BROTHER TO BROTHER (Rodney Evans). Tonight (Thursday, February 3) at the Bloor Cinema. For details, see Indie & Rep Film, page 95. Rating: NNN Rating: NNNNN


Brother to brother, about a young gay black artist struggling to find a voice, has won a bunch of awards from various North American gay and lesbian film festivals. So its special fundraising screening by Toronto’s Inside Out Film And Video Fest to mark Black History Month feels appropriate, even if the film itself is a bit stiff.

Perry (Anthony Mackie) is a young, gifted and black student and emerging painter who’s been thrown out of his family’s house, is looking for love and encounters resistance when he brings up gay issues in his black studies class.

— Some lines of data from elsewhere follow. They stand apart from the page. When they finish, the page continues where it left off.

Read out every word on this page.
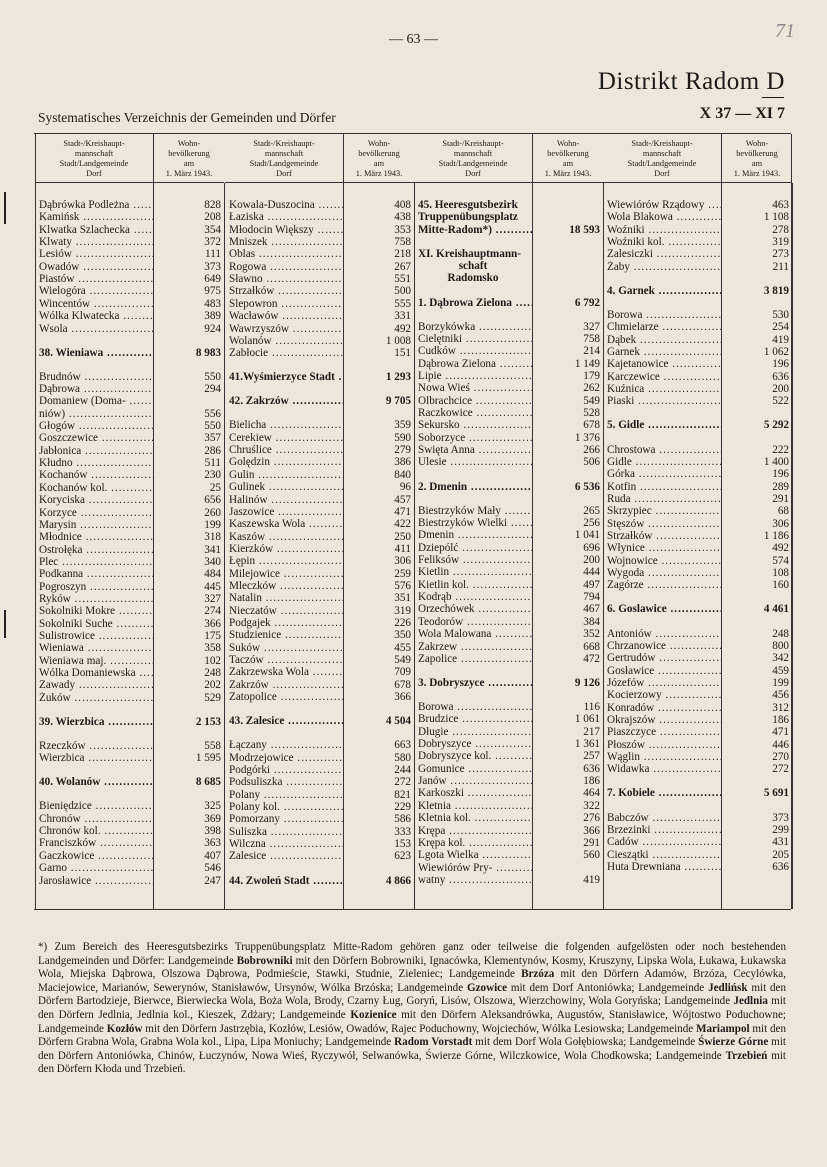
— 63 —	71
Distrikt Radom D
Systematisches Verzeichnis der Gemeinden und Dörfer	X 37 — XI 7
Stadt-/Kreishaupt-
mannschaft
Stadt/Landgemeinde
Dorf
Wohn-
bevölkerung
am
1. März 1943.
Dąbrówka Podleżna .....	828
Kamińsk .....	208
Klwatka Szlachecka .....	354
Klwaty .....	372
Lesiów .....	111
Owadów .....	373
Piastów .....	649
Wielogóra .....	975
Wincentów .....	483
Wólka Klwatecka .....	389
Wsola .....	924
38. Wieniawa .....	8 983
Brudnów .....	550
Dąbrowa .....	294
Domaniew (Doma- .....
niów) .....	556
Głogów .....	550
Goszczewice .....	357
Jabłonica .....	286
Kłudno .....	511
Kochanów .....	230
Kochanów kol. .....	25
Koryciska .....	656
Korzyce .....	260
Marysin .....	199
Młodnice .....	318
Ostrołęka .....	341
Plec .....	340
Podkanna .....	484
Pogroszyn .....	445
Ryków .....	327
Sokolniki Mokre .....	274
Sokolniki Suche .....	366
Sulistrowice .....	175
Wieniawa .....	358
Wieniawa maj. .....	102
Wólka Domaniewska .....	248
Zawady .....	202
Żuków .....	529
39. Wierzbica .....	2 153
Rzeczków .....	558
Wierzbica .....	1 595
40. Wolanów .....	8 685
Bieniędzice .....	325
Chronów .....	369
Chronów kol. .....	398
Franciszków .....	363
Gaczkowice .....	407
Garno .....	546
Jarosławice .....	247
Stadt-/Kreishaupt-
mannschaft
Stadt/Landgemeinde
Dorf
Wohn-
bevölkerung
am
1. März 1943.
Kowala-Duszocina .....	408
Łaziska .....	438
Młodocin Większy .....	353
Mniszek .....	758
Oblas .....	218
Rogowa .....	267
Sławno .....	551
Strzałków .....	500
Ślepowron .....	555
Wacławów .....	331
Wawrzyszów .....	492
Wolanów .....	1 008
Zabłocie .....	151
41.Wyśmierzyce Stadt .....	1 293
42. Zakrzów .....	9 705
Bielicha .....	359
Cerekiew .....	590
Chruślice .....	279
Golędzin .....	386
Gulin .....	840
Gulinek .....	96
Halinów .....	457
Jaszowice .....	471
Kaszewska Wola .....	422
Kaszów .....	250
Kierzków .....	411
Łępin .....	306
Milejowice .....	259
Mleczków .....	576
Natalin .....	351
Nieczatów .....	319
Podgajek .....	226
Studzienice .....	350
Suków .....	455
Taczów .....	549
Zakrzewska Wola .....	709
Zakrzów .....	678
Zatopolice .....	366
43. Zalesice .....	4 504
Łączany .....	663
Modrzejowice .....	580
Podgórki .....	244
Podsuliszka .....	272
Polany .....	821
Polany kol. .....	229
Pomorzany .....	586
Suliszka .....	333
Wilczna .....	153
Zalesice .....	623
44. Zwoleń Stadt .....	4 866
Stadt-/Kreishaupt-
mannschaft
Stadt/Landgemeinde
Dorf
Wohn-
bevölkerung
am
1. März 1943.
45. Heeresgutsbezirk
Truppenübungsplatz
Mitte-Radom*) .....	18 593
XI. Kreishauptmann-
schaft
Radomsko
1. Dąbrowa Zielona .....	6 792
Borzykówka .....	327
Cielętniki .....	758
Cudków .....	214
Dąbrowa Zielona .....	1 149
Lipie .....	179
Nowa Wieś .....	262
Olbrachcice .....	549
Raczkowice .....	528
Sekursko .....	678
Soborzyce .....	1 376
Święta Anna .....	266
Ulesie .....	506
2. Dmenin .....	6 536
Biestrzyków Mały .....	265
Biestrzyków Wielki .....	256
Dmenin .....	1 041
Dziepólć .....	696
Feliksów .....	200
Kietlin .....	444
Kietlin kol. .....	497
Kodrąb .....	794
Orzechówek .....	467
Teodorów .....	384
Wola Malowana .....	352
Zakrzew .....	668
Zapolice .....	472
3. Dobryszyce .....	9 126
Borowa .....	116
Brudzice .....	1 061
Długie .....	217
Dobryszyce .....	1 361
Dobryszyce kol. .....	257
Gomunice .....	636
Janów .....	186
Karkoszki .....	464
Kletnia .....	322
Kletnia kol. .....	276
Krępa .....	366
Krępa kol. .....	291
Lgota Wielka .....	560
Wiewiórów Pry- .....
watny .....	419
Stadt-/Kreishaupt-
mannschaft
Stadt/Landgemeinde
Dorf
Wohn-
bevölkerung
am
1. März 1943.
Wiewiórów Rządowy .....	463
Wola Blakowa .....	1 108
Woźniki .....	278
Woźniki kol. .....	319
Zalesiczki .....	273
Żaby .....	211
4. Garnek .....	3 819
Borowa .....	530
Chmielarze .....	254
Dąbek .....	419
Garnek .....	1 062
Kajetanowice .....	196
Karczewice .....	636
Kuźnica .....	200
Piaski .....	522
5. Gidle .....	5 292
Chrostowa .....	222
Gidle .....	1 400
Górka .....	196
Kotfin .....	289
Ruda .....	291
Skrzypiec .....	68
Stęszów .....	306
Strzałków .....	1 186
Włynice .....	492
Wojnowice .....	574
Wygoda .....	108
Zagórze .....	160
6. Goslawice .....	4 461
Antoniów .....	248
Chrzanowice .....	800
Gertrudów .....	342
Gosławice .....	459
Józefów .....	199
Kocierzowy .....	456
Konradów .....	312
Okrajszów .....	186
Piaszczyce .....	471
Płoszów .....	446
Wąglin .....	270
Widawka .....	272
7. Kobiele .....	5 691
Babczów .....	373
Brzezinki .....	299
Cadów .....	431
Cieszątki .....	205
Huta Drewniana .....	636
*) Zum Bereich des Heeresgutsbezirks Truppenübungsplatz Mitte-Radom gehören ganz oder teilweise die folgenden aufgelösten oder noch bestehenden Landgemeinden und Dörfer: Landgemeinde Bobrowniki mit den Dörfern Bobrowniki, Ignacówka, Klementynów, Kosmy, Kruszyny, Lipska Wola, Łukawa, Łukawska Wola, Miejska Dąbrowa, Olszowa Dąbrowa, Podmieście, Stawki, Studnie, Zieleniec; Landgemeinde Brzóza mit den Dörfern Adamów, Brzóza, Cecylówka, Maciejowice, Marianów, Sewerynów, Stanisławów, Ursynów, Wólka Brzóska; Landgemeinde Gzowice mit dem Dorf Antoniówka; Landgemeinde Jedlińsk mit den Dörfern Bartodzieje, Bierwce, Bierwiecka Wola, Boża Wola, Brody, Czarny Ług, Goryń, Lisów, Olszowa, Wierzchowiny, Wola Goryńska; Landgemeinde Jedlnia mit den Dörfern Jedlnia, Jedlnia kol., Kieszek, Zdżary; Landgemeinde Kozienice mit den Dörfern Aleksandrówka, Augustów, Stanisławice, Wójtostwo Poduchowne; Landgemeinde Kozłów mit den Dörfern Jastrzębia, Kozłów, Lesiów, Owadów, Rajec Poduchowny, Wojciechów, Wólka Lesiowska; Landgemeinde Mariampol mit den Dörfern Grabna Wola, Grabna Wola kol., Lipa, Lipa Moniuchy; Landgemeinde Radom Vorstadt mit dem Dorf Wola Gołębiowska; Landgemeinde Świerze Górne mit den Dörfern Antoniówka, Chinów, Łuczynów, Nowa Wieś, Ryczywół, Selwanówka, Świerze Górne, Wilczkowice, Wola Chodkowska; Landgemeinde Trzebień mit den Dörfern Kłoda und Trzebień.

While Perry’s hanging with his straight homie Marcus, an aspiring spoken word artist, an older man lays down some rhymes on the two. Later, Perry recognizes this man as an inhabitant of the homeless shelter where he works and discovers that he’s Bruce Nugent, a lesser-known survivor from the legendary Harlem Renaissance artistic movement.

What follows is your basic wise-old-queen-instructs-naive-young-upstart narrative, with all the important lessons that genre implies: Remember where you’ve come from. We’ve been through these struggles — and more — before. Do us proud.

The film’s heavy-handedness is saved partly by Roger Robinson’s flirty, winking performance as Nugent.

The best scenes are Nugent’s flashbacks to the 1930s, as he, Langston Hughes, Wallace Thurman, Zora Neale Hurston and others fight against both the white artistic establishment and the burgeoning bourgeois black community to put together their controversial journal Fire.

Writer/director Rodney Evans films these sequences in black-and-white, and they’re full of impassioned talk, great fashions and exciting sexual gropings and groupings. There’s a terrific crosscut scene in which a white publisher instructs writers Hurston (Aunjanue Ellis) and Thurman (the intense Ray Ford) that they must make concessions in their writing.

Compared to these scenes, Perry’s problems about racist white boys and homophobic black boys seem trivial.

You get the feeling that Evans himself believes this, and that he really wants to create a full-length, bigger-budget feature set completely in the Harlem Renaissance. Title: Mr. Hughes And The Vicious Circle?